Kiriman member : Ryandicka Frogi
Cerita ini terjadi saat saya masih kecil. Saya tinggal di sebuah kota kecil yg jauh dari kebisingan kota besar. Seperti anak kecil yg tumbuh di kota-kota kecil di Indonesia.
kisah- dongeng mistis dan angker mengenai hal mistik menjadi bagian dari hidup saya. Jika belum dewasa di kota besar mengenal cerita Cinderella atau Putri Salju, saya lebih tidak jarang mendengar dongeng wacana kuntilanak, genderuwo dan sebagainya.
Mungkin Anda yg tak terbiasa dengan dongeng mistis mewaspadai dongeng ini, tapi inilah yg aku alami. Saat masih kecil, saya diwajibkan mengaji oleh kedua orang tua. Saya dan sobat-sahabat sebaya (waktu itu usia aku 7 tahun).
setiap sore selalu berguru mengaji di suatu mesjid yang jaraknya 10 menit kalau berjalan kaki dari rumah. Pelajaran mengaji dimulai pukul 3 sore dan selsai jam 5 sore. Seperti belum dewasa kebanyakan, aku tidak jarang tidak langsung pulang setelah final mengaji. Saya dan sahabat-teman sering bermain petak umpet sebelum pulang.
Padahal saya tahu, ibu mulai murka kalau aku pulang ketika adzan Maghrib berkumandang. Peraturan ibu salah satunya adalah saya harus pulang sebelum Maghrib. Namanya juga anak-anak, saya tidak jarang melanggar peraturan itu bagi bermain bersama sobat-sahabat.
Sampai sebuah peristiwa membuat aku kapok. Saat saya kecil.
beredar cerita ihwal kuntilanak yang mendiami sebuah pohon jambu. Karena saya tidak percaya, saya dan sobat- sahabat cuek saja bermain petak umpet di sekeliling pohon jambu yang dimaksud. Entah mengapa sore itu terasa berlawanan dari hari umumnya. Udara terasa lebih hambar padahal tak hujan.
Saat giliran saya bersembunyi, aku memilih bersembunyi di balik pohon jambu. Saya menanti hingga teman aku mendapatkan saya. Suasana telah niscaya sunyi, hanya sesekali aku mendengar langkah teman aku yang mencari- cari kami yang bersembunyi.
Sayup-sayup, aku mendengar suara tangisan. Pelan.. pelan.. dan usang-lama menjadi makin jelas. Bulu kuduk aku merinding. Saya menyadari sumber suara berasal dari atas pohon.
Sempat terpikirkan bahwa mungkin itu sobat aku yg iseng. Tapi teman-sobat perempuan saya tak ada yg dapat memanjat pohon. Dengan sisa keberanian, saya melihat ke arah atas pohon jambu.

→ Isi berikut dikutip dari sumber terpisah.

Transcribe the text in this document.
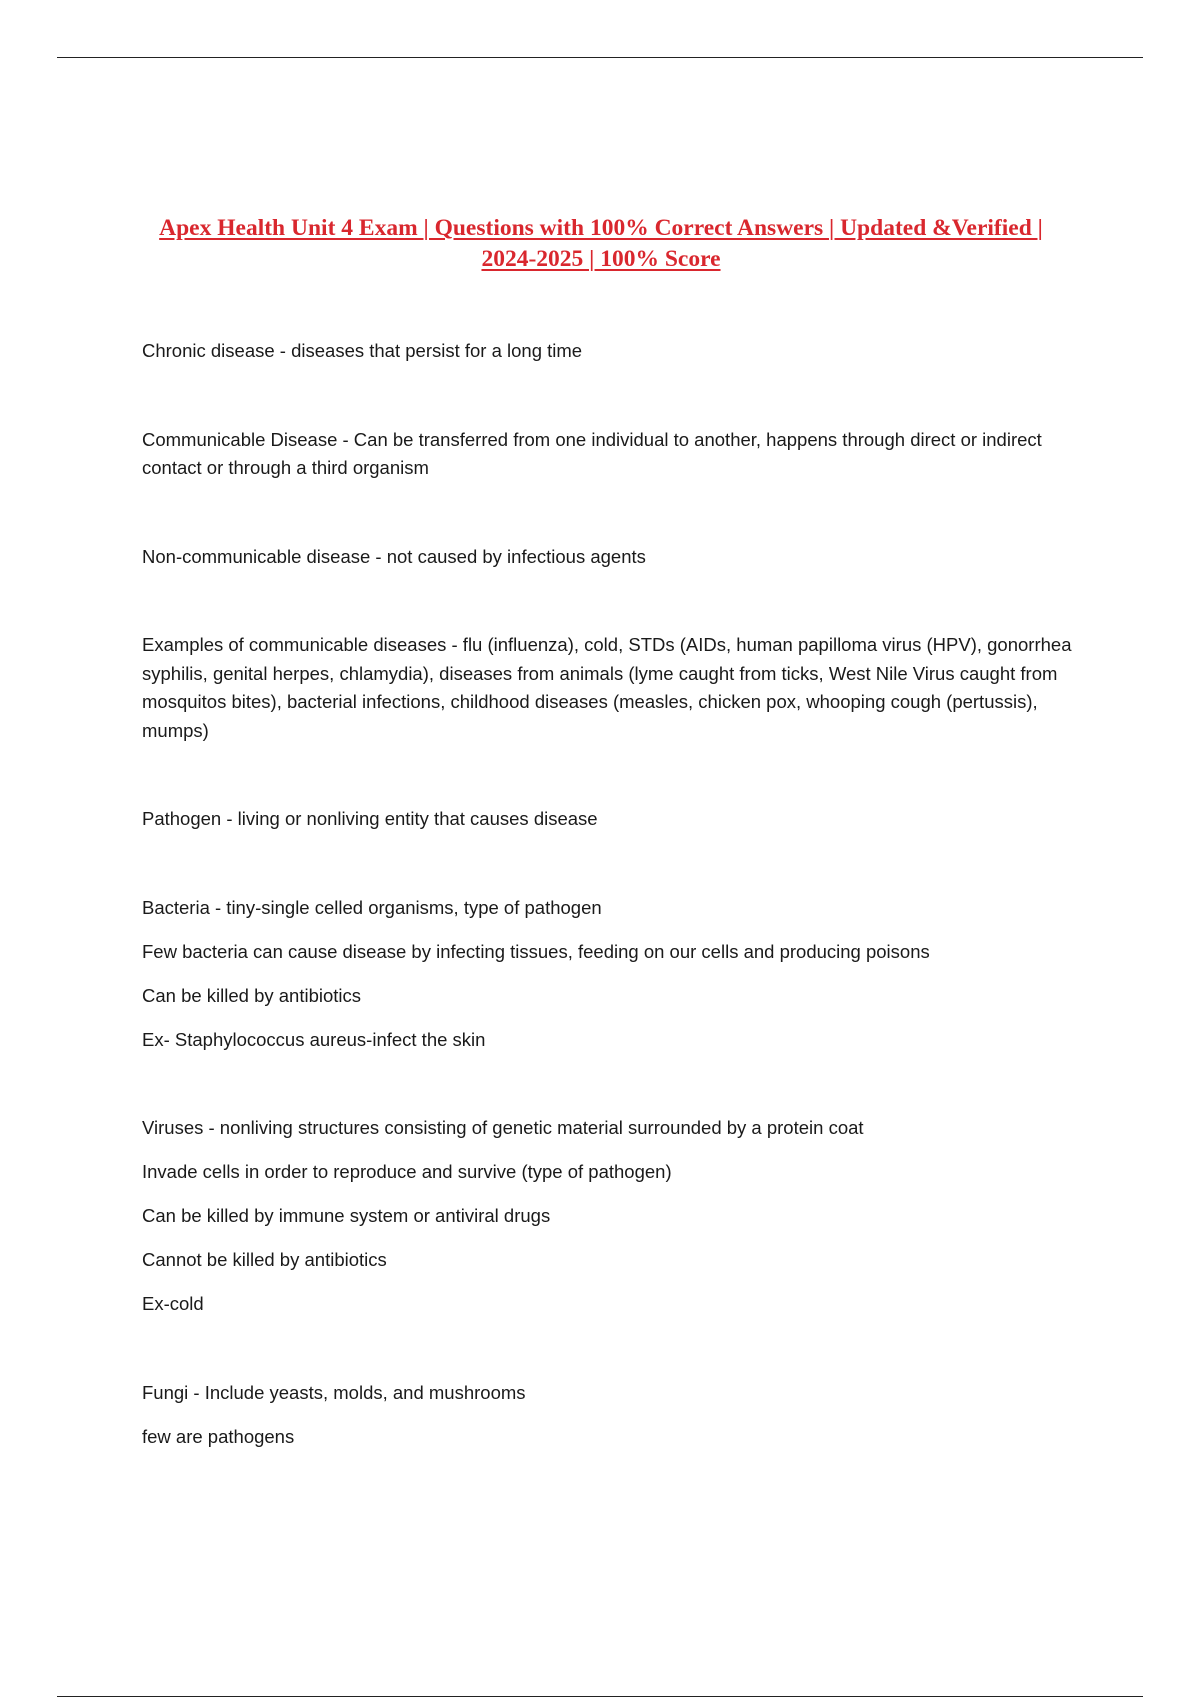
Apex Health Unit 4 Exam | Questions with 100% Correct Answers | Updated &Verified | 2024-2025 | 100% Score

Chronic disease - diseases that persist for a long time

Communicable Disease - Can be transferred from one individual to another, happens through direct or indirect contact or through a third organism

Non-communicable disease - not caused by infectious agents

Examples of communicable diseases - flu (influenza), cold, STDs (AIDs, human papilloma virus (HPV), gonorrhea syphilis, genital herpes, chlamydia), diseases from animals (lyme caught from ticks, West Nile Virus caught from mosquitos bites), bacterial infections, childhood diseases (measles, chicken pox, whooping cough (pertussis), mumps)

Pathogen - living or nonliving entity that causes disease

Bacteria - tiny-single celled organisms, type of pathogen

Few bacteria can cause disease by infecting tissues, feeding on our cells and producing poisons

Can be killed by antibiotics

Ex- Staphylococcus aureus-infect the skin

Viruses - nonliving structures consisting of genetic material surrounded by a protein coat

Invade cells in order to reproduce and survive (type of pathogen)

Can be killed by immune system or antiviral drugs

Cannot be killed by antibiotics

Ex-cold

Fungi - Include yeasts, molds, and mushrooms

few are pathogens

Jantung aku mirip berhenti berdetak melihat makhluk aneh di atas sana. Makhluk itu seperti wanita berambut panjang. Saya tidak melihat parasnya, namun ia melakukan mengusap- ngusap rambutnya yang sungguh panjang. Mirip dengan hantu perempuan yg aku lihat di layar kaca. Suara yang awalnya menangis berubah menjadi bunyi tawa. Suasana menjelang senja membuat kejadian itu puluhan kali lebih angker.
Otomatis saya menutup mata dulu berteriak ke arah sahabat-teman. Saya pribadi menangis sejadi-balasannya. Untungnya seorang penjaga keamanan kampung lewat dan mengantar aku pulang. Sesampainya di rumah, saya menceritakan semuanya pada ibu dan ayah. Menurut mereka, itulah kuntilanak yang sering saya dengar ceritanya.

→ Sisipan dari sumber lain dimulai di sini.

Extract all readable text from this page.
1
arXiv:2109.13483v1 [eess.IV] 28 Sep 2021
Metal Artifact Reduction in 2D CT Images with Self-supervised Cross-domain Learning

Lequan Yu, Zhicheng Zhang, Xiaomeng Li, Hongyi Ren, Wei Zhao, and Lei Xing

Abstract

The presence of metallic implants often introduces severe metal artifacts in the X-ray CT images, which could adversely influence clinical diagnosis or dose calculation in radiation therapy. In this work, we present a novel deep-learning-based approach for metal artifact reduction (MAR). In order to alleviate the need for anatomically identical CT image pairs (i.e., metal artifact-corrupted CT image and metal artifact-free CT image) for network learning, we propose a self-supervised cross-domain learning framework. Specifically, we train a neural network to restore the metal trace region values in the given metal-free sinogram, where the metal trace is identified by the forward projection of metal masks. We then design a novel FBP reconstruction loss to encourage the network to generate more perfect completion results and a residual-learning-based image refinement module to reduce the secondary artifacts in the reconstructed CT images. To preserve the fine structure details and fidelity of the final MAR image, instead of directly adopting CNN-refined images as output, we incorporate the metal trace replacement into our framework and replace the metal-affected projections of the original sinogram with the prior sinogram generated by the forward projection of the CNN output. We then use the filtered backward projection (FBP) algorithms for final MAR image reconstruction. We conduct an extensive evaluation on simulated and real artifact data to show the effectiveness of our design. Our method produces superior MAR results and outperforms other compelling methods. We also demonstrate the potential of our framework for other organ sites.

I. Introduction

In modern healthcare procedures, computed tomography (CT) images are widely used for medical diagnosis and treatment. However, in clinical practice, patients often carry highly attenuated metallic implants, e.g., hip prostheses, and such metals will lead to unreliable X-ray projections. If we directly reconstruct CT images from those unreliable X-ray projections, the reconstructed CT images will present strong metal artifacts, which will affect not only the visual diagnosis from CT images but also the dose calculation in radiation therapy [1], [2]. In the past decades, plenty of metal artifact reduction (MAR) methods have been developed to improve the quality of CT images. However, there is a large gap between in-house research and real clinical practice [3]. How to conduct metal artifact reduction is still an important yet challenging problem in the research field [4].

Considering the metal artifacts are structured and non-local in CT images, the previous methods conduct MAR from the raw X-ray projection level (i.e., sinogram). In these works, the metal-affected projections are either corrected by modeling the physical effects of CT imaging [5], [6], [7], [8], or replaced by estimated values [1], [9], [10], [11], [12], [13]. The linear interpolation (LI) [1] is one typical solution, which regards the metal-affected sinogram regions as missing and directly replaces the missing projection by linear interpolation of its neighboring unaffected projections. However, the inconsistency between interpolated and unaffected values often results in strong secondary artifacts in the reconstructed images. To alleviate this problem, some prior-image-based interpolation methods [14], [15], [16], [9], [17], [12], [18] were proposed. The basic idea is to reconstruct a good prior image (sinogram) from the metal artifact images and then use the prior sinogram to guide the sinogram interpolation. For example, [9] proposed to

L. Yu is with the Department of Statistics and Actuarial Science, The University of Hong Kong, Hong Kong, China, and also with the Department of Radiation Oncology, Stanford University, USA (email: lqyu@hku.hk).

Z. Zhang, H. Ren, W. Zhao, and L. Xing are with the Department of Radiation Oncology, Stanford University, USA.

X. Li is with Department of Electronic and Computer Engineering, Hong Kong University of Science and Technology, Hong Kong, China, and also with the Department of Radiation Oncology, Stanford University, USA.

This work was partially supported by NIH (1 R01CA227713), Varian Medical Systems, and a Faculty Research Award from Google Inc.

Dia telah lama menghuni pohon jambu tersebut. Mulai saat itu, saya dan sahabat-sahabat tak berani lagi bermain di sekitar pohon jambu, bahkan buat melalui aku masih stress berat dan tidak berani melihat pohon itu. Kalaupun terpaksa melalui, saya mulai membaca Ayat Kursi. Untungnya aku tak pernah lagi melihat penampakan kuntilanak itu dan saya tidak mau hal itu terulang lagi, cukup sekali saja.